Sappy movies based on fairy tales tell us that our dreams really can come true, if we are very good little boys and girls, and we want them badly enough. But what if you wanted your dreams badly enough to summon a demon? This idea provides the backdrop for Kerstin Gier’s Dream a Little Dream, the first book of the Silver Trilogy.

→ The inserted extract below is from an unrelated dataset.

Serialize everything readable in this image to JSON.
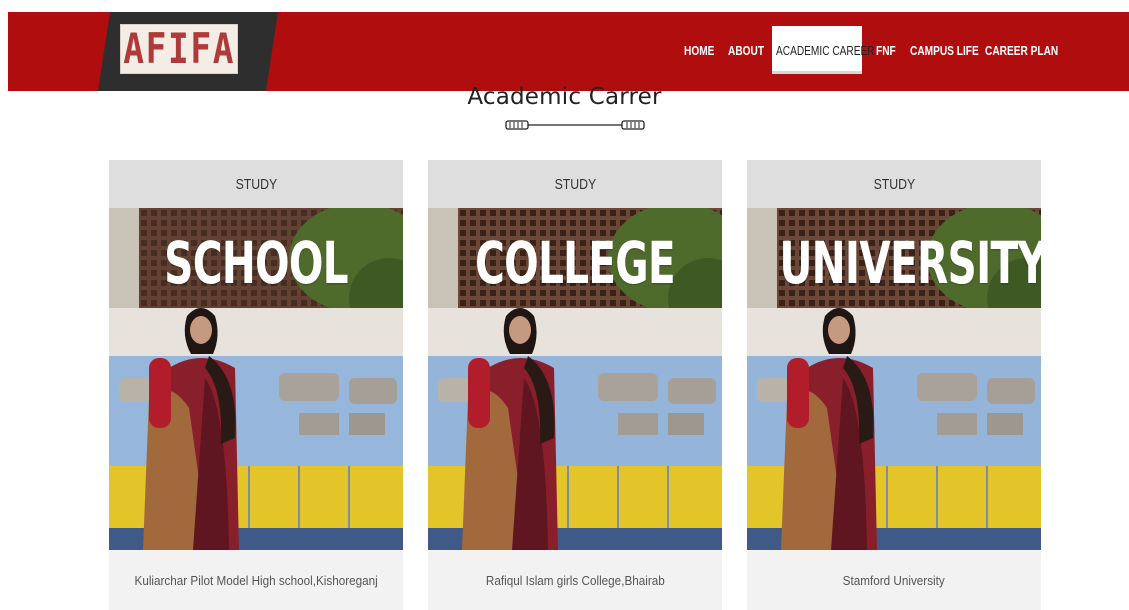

Olivia and her sister are constantly having to move for their somewhat selfish mother, a traveling professor, whose most recent gig is at Oxford. Arriving from the airport to discover their mother has been getting bizz-ay (bom chicka wow-wow) in their absence with an older, balding gentleman, while they’ve been in Switzerland enjoying stinky cheeses with their dad, Olivia and Mia are, to say the least, not happy about it. The book reads quickly and easily, but it’s just a bit bland. The storyline’s actually not that bad. Liv moves to London, and meets a group of super hot upperclassmen who are just normal popular guys. You know, good at basketball, flirting/teasing/ignoring all the girls, and, oh yeah, getting drunk and summoning demons. You know, just boring, normal activities that teenage boys engage in.
Protagonist Liv is really annoying. Although she’s supposed to be a teenager, she often talks like a middle-aged woman. She fits in well with this demon circle because she can access this funky dream hallway and she’s never held hands with a boy, much less had sex with him.
The virginal aspect, while a common theme in at least literary demonic rites (I’ll be honest, I’m not very knowledgeable about real ones), also really annoyed me. I don’t have a problem with a girl waiting to have sex, but I also don’t have a problem with a girl having sex. This aspect of the book felt a bit slut-shaming to me, which I did not appreciate. Our protagonist is not a “good” girl because she’s never been kissed before; she’s a girl who still pretends boys have cooties. Again, this is fine, it just doesn’t make her a better person than a girl who likes to go on dates and kiss her lipstick off.
The book picks up in the last twenty pages or so, ending on a cliffhanger that can be seen from a mile away, but resolving the main mystery rather nicely (except for further madonna-whore complex bullshit). The entire book, the protagonist has been fighting the idea of the existence of demons while simultaneously being able to invade the dreams of others via the dream hallway, so how do we reconcile this? Well, it’s not entirely reconciled, because this is a series, after all, and Gier has to keep you reading. Still, the ending was a bit above the rest of the book.
On my arbitrary scale of book ratings, I give this book: melted ice cream. It’s okay, and I’ll still read it, but it’s not as delicious and far more messy than I would prefer.